DE KINDERNEVENDIENST ALS KERKUITGANG 57

COLUMN 57 – NEDERLANDS DAGBLAD – 16 juni 2023

Jaren geleden al weer, ik was nog predikant in Ossendrecht, en ging voor in een PKN gemeente in Amersfoort. Op een gegeven moment vertrokken de kinderen naar hun dienst en even later ook de jongeren. Ik kon het niet nalaten op te merken dat als de ouderen nu ook naar hun eigen viering zouden gaan, ik naar huis kon. Hilarisch gelach al om. Maar voor een tweede beurt werd ik niet meer gevraagd. Maar dat kan ook aan de afstand, dus de reiskosten, gelegen hebben.

In de Amsterdamse Muiderkerk bestond ik het om bij het kindermoment ook aan volwassenen te vragen indien ze dat wensten naar voren te komen. Wat inderdaad een paar oudere gemeenteleden deden. Na afloop werd ik heftig aangevallen door een dame die me verweet de kindernevendienst belachelijk te maken. In elk geintje schuilt een seintje, luidt het gezegde. In mijn geintjes niet het seintje de kindernevendienst belachelijk te maken, maar wel om die te problematiseren. 

In verband met kinderen wordt veelal Jezus’ woord : ‘Laat de kinderen tot mij komen en verhindert ze niet’ geciteerd.
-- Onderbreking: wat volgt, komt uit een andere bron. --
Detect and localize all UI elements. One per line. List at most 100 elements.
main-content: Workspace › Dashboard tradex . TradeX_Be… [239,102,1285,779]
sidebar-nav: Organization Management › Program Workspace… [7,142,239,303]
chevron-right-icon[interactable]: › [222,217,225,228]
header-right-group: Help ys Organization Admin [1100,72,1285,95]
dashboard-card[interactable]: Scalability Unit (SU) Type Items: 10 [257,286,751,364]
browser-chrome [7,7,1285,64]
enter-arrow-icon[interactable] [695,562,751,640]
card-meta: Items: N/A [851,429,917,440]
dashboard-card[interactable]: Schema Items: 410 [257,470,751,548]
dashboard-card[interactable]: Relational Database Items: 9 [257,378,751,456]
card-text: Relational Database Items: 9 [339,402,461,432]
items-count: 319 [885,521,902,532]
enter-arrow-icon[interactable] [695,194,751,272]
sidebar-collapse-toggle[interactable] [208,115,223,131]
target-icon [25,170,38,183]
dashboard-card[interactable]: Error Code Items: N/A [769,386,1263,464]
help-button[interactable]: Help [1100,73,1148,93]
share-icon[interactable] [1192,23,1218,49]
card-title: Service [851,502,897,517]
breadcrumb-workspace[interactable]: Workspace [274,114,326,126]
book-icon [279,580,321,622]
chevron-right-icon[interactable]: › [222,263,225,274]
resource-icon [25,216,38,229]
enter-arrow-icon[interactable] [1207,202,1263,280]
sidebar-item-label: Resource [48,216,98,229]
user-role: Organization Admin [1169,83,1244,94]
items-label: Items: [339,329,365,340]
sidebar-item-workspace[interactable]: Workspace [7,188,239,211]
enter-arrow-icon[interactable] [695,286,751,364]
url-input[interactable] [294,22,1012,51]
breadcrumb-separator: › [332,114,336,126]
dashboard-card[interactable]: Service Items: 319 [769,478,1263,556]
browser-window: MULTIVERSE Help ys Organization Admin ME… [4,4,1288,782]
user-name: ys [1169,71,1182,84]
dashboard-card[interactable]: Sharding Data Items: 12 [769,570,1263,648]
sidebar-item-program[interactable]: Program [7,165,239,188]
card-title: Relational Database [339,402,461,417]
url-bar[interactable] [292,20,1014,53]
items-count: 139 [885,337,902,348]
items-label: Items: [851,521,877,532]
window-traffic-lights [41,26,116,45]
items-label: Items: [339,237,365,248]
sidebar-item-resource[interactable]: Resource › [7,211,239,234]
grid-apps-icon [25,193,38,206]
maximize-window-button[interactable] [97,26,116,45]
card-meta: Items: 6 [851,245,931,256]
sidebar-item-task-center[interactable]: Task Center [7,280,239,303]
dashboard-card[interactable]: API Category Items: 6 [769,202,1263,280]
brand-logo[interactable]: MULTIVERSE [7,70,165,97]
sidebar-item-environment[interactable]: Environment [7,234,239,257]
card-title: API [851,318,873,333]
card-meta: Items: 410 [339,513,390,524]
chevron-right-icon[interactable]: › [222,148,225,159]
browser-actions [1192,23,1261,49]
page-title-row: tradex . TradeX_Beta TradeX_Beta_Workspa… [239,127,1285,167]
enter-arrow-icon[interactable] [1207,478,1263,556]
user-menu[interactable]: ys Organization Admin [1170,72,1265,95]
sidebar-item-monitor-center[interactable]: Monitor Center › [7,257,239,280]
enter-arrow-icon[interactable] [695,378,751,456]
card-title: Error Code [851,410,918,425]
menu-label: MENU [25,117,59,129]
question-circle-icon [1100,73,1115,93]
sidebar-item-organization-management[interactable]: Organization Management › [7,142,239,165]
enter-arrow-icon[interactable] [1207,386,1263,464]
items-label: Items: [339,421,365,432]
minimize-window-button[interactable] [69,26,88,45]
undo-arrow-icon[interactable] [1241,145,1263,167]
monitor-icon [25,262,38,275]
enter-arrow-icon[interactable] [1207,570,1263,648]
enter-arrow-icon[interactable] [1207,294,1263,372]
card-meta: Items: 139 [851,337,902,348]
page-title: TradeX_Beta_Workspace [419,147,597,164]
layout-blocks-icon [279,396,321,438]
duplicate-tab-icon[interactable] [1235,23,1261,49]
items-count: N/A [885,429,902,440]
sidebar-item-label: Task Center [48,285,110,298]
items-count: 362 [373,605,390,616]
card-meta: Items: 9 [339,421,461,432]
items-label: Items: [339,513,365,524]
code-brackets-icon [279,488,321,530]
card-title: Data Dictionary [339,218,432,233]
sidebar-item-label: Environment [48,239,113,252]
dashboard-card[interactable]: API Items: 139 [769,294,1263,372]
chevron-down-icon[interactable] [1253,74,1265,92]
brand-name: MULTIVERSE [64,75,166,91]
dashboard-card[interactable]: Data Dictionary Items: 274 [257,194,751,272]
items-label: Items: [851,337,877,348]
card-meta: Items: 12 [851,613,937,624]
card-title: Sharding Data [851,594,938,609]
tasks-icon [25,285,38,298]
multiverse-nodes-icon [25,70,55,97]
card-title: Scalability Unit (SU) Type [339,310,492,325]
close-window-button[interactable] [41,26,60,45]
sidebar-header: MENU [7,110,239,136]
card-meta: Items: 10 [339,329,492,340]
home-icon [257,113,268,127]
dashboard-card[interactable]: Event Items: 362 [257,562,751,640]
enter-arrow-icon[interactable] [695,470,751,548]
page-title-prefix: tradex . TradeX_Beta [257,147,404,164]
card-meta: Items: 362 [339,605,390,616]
Maar wat doen we zodra het Woord waarin het om Jezus draait gelezen en verkondigd gaat worden:  we sturen ze weg naar een zaaltje! Het heet niet voor niets kinder-nevendienst!

Zeker, de dienstdoende predikant heeft een praatje gehouden met de kinderen, naar voren geroepen om zich rondom hem  te scharen. 

De meeste predikanten zijn niet opgeleid om volwaardig en respectvol met kinderen te communiceren. Daarnaast moet je maar afwachten wat er in die zaaltjes gebeurd. Worden de kinderen daar op hun niveau ingewijd in de geheimen van het schriftverhaal? Of worden ze direct aan het tekenen en kleuren gezet? Of krijgen de kinderen een soort minidogmatiek voorgeschoteld in een geloofsschema uit de jeugd van de kinderjuf of meneer? Zelf maakte ik het mee dat toen de kinderen weer terug kwamen in de viering ze tekeningen hadden gemaakt van God met baard op een wolk. Tsja.

Er zijn gemeenten waar de kinderen niet meer in de dienst terugkeren, dus niet bij de gebeden zijn en zegenloos kerk en kerkpad verlaten.

In veel PKN gemeenten is de praktijk dat als de kinderen voor de kindernevendienst te oud zijn geworden dat je ze daarna bijna niet meer ziet, al snel gevolgd door hun ouders. Geen wonder: we hebben ze in elk geval van viering en preken ontwend gemaakt.

De crisis van de kerk is de crisis van viering en prediking. De vieringen zijn een ratjetoe, al naar gelang de theologische pet van de gemeente (lees dominee) staat en preken zijn of veel te lang,waarin het amen van de gemeente eerder klinkt dan die van de voorganger. Of het zijn geen preken, maar praatjes voor de vaak of essay’s, waarbij meer een beroep op het hoofd dan op de ziel wordt gedaan.

Kinderen in de dienst houden moet de spiegel zijn voor de voorganger om Jezus’ oproep te laten gelden. Daarnaast is het helemaal niet erg als zaken kinderen ontgaan.   Kleintjes kun je ook een plekje geven om tijdens de preek te kleuren. Kinderliederen zijn er genoeg; kinderen kun je schriftlezingen – na training – laten doen, laten helpen bij het collecteren. En thuis kun je aan tafel het bijbelgedeelte waaruit gepreekt werd nog eens lezen en bespreken.

Predikanten in opleiding zouden m.i. een extra scholing in retorica, didactiek  en theatrale vorming moeten volgen. Of wellicht eerst  een onderwijsdiploma moeten behalen.

En zo een ander woord van Jezus ter harte nemen: ‘wie niet wordt als een kind, kan het Koninkrijk Gods niet binnengaan’.

Als mede Mattheus 11, waarin Jezus zijn vader dankt  dat Hij zijn geheimenissen aan wijzen en verstandigen verborgen heeft gehouden, maar aan kinderen geopenbaard.

Afgelopen zondag weigerde een joch van zes  in de bank vóór mij mee te gaan naar het zaaltje. Ik kon het niet laten redelijk duidelijk ‘goed zo’ te roepen. Een geintje met een seintje ja!